There are many different types of hanger hardware you can buy. I have 2 types in the picture. But I prefer a 1/4" hole. It is cheaper than store bought hardware. But more importantly a hole for hanging allows the frame to lay flush against the wall.
Step 10: Staining and Finishing
After sanding and mounting your hardware apply a stain (if desired). Even if you do not apply a stain you will want to apply a clear coat finish like a varnish or polyurethane. My personal favorite is spray varnish, it dries quickly and looks great.
Step 11: Glass
I use plexiglass (acrylic) for my frames. It is cheap, safe, and you can cut it. You can get real glass or plexiglass at a hardware store and they will also cut it for you. But for a small frame like this you can use scrap plexiglass. The chain hardware stores will give you scraps or sell them to you for pennies.
You can cut plexiglass many ways, but I have had the best results by scoring a line with an acrylic knife or utility knife.
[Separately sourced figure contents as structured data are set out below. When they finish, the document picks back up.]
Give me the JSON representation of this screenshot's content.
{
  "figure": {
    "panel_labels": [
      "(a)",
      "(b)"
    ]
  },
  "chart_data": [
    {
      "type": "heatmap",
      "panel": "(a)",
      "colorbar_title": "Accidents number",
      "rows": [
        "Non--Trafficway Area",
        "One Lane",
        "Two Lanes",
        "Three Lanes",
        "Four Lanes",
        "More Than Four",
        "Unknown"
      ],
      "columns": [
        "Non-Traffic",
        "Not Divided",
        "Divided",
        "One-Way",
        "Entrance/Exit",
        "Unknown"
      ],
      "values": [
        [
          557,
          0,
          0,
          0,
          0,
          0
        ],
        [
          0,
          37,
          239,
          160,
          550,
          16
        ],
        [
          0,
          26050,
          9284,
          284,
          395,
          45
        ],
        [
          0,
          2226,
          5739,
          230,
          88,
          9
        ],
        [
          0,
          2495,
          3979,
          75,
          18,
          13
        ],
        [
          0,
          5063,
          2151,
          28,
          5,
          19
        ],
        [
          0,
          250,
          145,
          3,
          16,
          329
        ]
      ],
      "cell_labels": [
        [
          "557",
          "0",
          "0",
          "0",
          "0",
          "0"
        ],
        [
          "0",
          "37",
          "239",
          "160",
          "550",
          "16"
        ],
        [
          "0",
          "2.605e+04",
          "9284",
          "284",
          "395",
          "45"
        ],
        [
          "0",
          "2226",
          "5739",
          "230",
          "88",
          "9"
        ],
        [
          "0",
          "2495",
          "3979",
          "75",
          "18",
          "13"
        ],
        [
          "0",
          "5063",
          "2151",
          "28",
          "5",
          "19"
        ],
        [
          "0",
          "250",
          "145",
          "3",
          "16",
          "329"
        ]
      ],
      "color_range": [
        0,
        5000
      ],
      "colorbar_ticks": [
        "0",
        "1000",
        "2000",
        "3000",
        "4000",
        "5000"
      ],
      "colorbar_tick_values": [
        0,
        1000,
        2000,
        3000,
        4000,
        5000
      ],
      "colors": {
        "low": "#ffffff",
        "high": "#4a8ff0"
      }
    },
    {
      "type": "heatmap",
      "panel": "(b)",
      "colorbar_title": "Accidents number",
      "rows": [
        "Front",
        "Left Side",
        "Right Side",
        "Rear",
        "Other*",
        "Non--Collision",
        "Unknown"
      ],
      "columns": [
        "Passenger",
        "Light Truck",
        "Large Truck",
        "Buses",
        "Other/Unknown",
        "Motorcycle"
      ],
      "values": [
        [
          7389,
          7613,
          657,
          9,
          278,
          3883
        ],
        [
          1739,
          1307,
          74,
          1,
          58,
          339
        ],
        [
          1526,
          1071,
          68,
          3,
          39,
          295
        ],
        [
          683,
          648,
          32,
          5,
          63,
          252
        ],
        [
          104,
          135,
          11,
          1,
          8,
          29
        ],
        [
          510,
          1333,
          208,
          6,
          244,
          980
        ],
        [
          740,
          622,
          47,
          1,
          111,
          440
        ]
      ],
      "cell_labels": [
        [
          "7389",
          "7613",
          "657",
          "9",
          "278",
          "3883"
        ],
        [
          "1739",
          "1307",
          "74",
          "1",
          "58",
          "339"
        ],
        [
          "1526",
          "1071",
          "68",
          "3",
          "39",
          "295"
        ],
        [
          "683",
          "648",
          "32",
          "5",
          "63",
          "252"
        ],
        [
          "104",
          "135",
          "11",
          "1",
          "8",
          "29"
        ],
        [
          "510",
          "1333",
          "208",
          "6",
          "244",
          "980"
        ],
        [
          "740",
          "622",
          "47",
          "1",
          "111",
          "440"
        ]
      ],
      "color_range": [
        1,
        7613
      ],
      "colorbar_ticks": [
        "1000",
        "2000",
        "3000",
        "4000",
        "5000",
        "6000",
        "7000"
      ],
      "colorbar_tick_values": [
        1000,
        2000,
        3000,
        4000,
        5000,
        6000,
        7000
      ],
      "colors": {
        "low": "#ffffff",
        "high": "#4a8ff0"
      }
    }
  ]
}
Then breaking the glass over the edge of a table.
Step 12: Mounting Your Picture
Make a sandwich: Glass on top, picture in the middle, and some type of backing to support the picture.
Backing can be scrapwood, cardboard, paper from a cereal box or case of beer.
Place all this in the back of the frame glass down. Tighten your tabs to hold the sandwich in place.
You can also add mat board to the picture if desired.
Step 13: Finished Frame
Now your frame is complete. Made for a fraction or next to nothing compared what it would cost at a frame shop.
You are ready to hang it on the wall or give it as a gift.